CSTONE PHARMACEUTICALS(2616.HK):ON THE RIGHT TRACK TO MANAGE RISKS AND REAP REWARDS
Blueprint marked two key FDA NDA’s milestones for avapritinib and pralsetinib, shaping the outlook for their later NDA in China
CS1001 reported a promising 33.3% CR rate and good safety profile in patients with r/r extranodal natural killer/T-cell lymphoma
Maintain BUY on the delivery of numerous catalysts, and rNPV- based TP unchanged at HKD19.83
Enhancing NDA prospective for CStone’s TKI assets
On 9 Jan, FDA granted a NDA approval for avapritinib for patients with unresectable or metastatic gastrointestinal stromal tumor (GIST), based on the Phase 1 NAVIGATOR trial with an 84% ORR (with 7% CR and 77% PR) and a median duration of response (DOR) not reached. Of note, avapritinib became the first precision therapy for patients with PDGFRA exon 18 mutation GIST, a genomically defined population which previously had very limited treatment options. Meanwhile, on 8 Jan, Blueprint initiated rolling NDA submission to FDA for pralsetinib for 2L RET fusion+ NSCLC, based on ARROW study with a 61% ORR and median DOR not reached (with 73% ORR and 12% CR in treatment- naive patients). As Blueprint’s key collaborator in China, CStone expected to submit NDAs to CDE for these two molecules by end- 2020E, thanks to solid R&D and regulatory achievements in the U.S. and good trial enrolment progress in China.

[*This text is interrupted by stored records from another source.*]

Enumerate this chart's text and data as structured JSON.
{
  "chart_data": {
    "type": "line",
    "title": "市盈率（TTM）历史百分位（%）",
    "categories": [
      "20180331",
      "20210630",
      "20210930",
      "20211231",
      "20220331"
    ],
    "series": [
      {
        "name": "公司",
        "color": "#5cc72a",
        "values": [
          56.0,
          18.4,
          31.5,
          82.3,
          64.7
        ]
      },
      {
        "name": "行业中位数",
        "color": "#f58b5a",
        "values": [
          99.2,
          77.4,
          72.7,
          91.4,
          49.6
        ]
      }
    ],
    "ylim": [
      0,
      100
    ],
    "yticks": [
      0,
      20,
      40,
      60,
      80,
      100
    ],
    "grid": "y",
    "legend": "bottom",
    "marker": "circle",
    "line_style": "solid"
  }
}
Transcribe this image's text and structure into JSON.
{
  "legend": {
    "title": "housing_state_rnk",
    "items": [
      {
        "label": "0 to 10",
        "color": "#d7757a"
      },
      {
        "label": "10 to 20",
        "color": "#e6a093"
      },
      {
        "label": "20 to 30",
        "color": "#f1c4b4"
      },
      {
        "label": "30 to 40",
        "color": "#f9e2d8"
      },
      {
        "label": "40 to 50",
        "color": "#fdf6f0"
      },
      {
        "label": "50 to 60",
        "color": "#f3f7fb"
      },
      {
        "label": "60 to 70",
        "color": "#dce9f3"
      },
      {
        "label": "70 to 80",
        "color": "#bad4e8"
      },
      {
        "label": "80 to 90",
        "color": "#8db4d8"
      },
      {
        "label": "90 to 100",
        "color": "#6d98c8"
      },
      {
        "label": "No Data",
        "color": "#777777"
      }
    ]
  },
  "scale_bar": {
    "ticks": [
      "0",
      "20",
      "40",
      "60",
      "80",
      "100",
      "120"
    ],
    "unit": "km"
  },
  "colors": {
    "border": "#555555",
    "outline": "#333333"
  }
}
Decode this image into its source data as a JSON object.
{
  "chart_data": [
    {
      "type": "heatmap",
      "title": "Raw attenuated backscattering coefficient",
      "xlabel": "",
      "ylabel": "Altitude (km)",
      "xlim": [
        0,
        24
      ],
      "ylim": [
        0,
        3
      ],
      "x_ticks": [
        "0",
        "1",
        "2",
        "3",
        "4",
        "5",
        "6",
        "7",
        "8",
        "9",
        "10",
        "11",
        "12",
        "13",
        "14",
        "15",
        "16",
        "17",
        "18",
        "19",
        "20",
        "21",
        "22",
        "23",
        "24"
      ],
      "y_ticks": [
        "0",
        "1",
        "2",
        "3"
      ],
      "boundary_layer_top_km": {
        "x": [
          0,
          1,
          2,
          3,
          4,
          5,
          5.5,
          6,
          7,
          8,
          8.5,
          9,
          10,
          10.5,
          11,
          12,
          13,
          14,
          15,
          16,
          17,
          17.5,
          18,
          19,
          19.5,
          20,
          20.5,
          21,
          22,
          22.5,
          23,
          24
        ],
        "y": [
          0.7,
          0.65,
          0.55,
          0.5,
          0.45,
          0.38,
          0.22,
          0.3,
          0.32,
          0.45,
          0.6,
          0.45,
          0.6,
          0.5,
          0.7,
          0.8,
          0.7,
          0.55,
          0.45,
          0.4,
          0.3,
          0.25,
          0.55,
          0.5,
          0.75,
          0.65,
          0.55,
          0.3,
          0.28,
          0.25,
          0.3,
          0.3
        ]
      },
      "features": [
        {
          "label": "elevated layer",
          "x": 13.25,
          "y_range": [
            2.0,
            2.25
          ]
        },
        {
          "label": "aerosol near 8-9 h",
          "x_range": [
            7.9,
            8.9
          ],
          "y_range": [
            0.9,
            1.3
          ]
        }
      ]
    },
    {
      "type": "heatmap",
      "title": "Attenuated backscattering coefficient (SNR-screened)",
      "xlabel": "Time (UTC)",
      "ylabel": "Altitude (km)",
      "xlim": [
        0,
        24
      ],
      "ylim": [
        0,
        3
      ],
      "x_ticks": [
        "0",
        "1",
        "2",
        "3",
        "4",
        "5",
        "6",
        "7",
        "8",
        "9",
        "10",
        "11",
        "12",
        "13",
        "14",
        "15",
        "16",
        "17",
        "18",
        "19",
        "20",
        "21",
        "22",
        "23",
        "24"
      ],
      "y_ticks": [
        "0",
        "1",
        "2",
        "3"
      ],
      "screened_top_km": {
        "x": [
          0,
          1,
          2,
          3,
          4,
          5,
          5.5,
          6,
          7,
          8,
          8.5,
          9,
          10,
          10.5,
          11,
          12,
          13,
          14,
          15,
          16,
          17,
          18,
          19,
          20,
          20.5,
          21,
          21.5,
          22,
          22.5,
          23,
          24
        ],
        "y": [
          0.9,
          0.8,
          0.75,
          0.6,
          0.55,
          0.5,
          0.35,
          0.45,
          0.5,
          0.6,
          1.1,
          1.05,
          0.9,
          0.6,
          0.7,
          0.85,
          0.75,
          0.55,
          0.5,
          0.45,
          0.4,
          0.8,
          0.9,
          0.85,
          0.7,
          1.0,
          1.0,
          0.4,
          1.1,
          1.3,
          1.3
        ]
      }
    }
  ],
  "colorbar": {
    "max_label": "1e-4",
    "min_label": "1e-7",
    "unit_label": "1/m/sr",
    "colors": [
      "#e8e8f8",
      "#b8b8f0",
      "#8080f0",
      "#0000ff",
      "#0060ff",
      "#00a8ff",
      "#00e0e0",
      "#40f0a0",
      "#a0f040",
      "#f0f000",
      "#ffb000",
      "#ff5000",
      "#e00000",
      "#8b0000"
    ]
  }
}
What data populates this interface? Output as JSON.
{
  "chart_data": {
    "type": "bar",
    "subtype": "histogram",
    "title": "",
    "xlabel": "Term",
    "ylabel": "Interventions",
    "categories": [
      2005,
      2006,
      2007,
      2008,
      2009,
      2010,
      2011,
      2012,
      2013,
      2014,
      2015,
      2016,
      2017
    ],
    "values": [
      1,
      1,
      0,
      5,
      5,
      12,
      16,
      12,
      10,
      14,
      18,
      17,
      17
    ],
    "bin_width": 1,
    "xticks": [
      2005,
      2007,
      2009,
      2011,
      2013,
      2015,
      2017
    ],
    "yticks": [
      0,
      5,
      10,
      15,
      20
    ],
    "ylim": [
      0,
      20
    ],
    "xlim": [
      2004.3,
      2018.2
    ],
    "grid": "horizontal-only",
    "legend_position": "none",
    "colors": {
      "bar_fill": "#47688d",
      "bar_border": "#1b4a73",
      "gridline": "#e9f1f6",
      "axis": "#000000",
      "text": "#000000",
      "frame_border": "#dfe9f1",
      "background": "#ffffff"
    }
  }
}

Promising CS1001’s data in r/r-ENKTL likely to expedite its commercial availability
In Dec 2019, CStone updated results from CS1001-201 trial at 2019 ASH. The preliminary efficacy data showed 43.3% ORR (with 33.3% CR) with median DOR not reached and a benign safety profile. Co. explained ENKTL represents for c.6% of all lymphoma incidence and r/r-ENKTL patients still lack effective treatment options (with targeted monotherapy only produces <10% CR). Co. expected to file CS1001’s NDA to CDE in 2H20E. We think the promising data in the niche indication should differentiate from other approved PD-1/PD-L1, and help CS1001 to pursue a priority review from CDE to expedite its commercial availability.
Maintain BUY with TP unchanged at HKD19.83
We maintain BUY rating on CStone’s leading clinical stage I/O backbone candidates, extensively experienced in-house clinical team, and strong BD capabilities. In addition to its solid R&D catalysts, we think the recent BGNE-AMGEN collaboration might also give investors a new reason to warm up to decent Chinese biotechs in 2020E for potential value unlocked from tie-up with MNCs.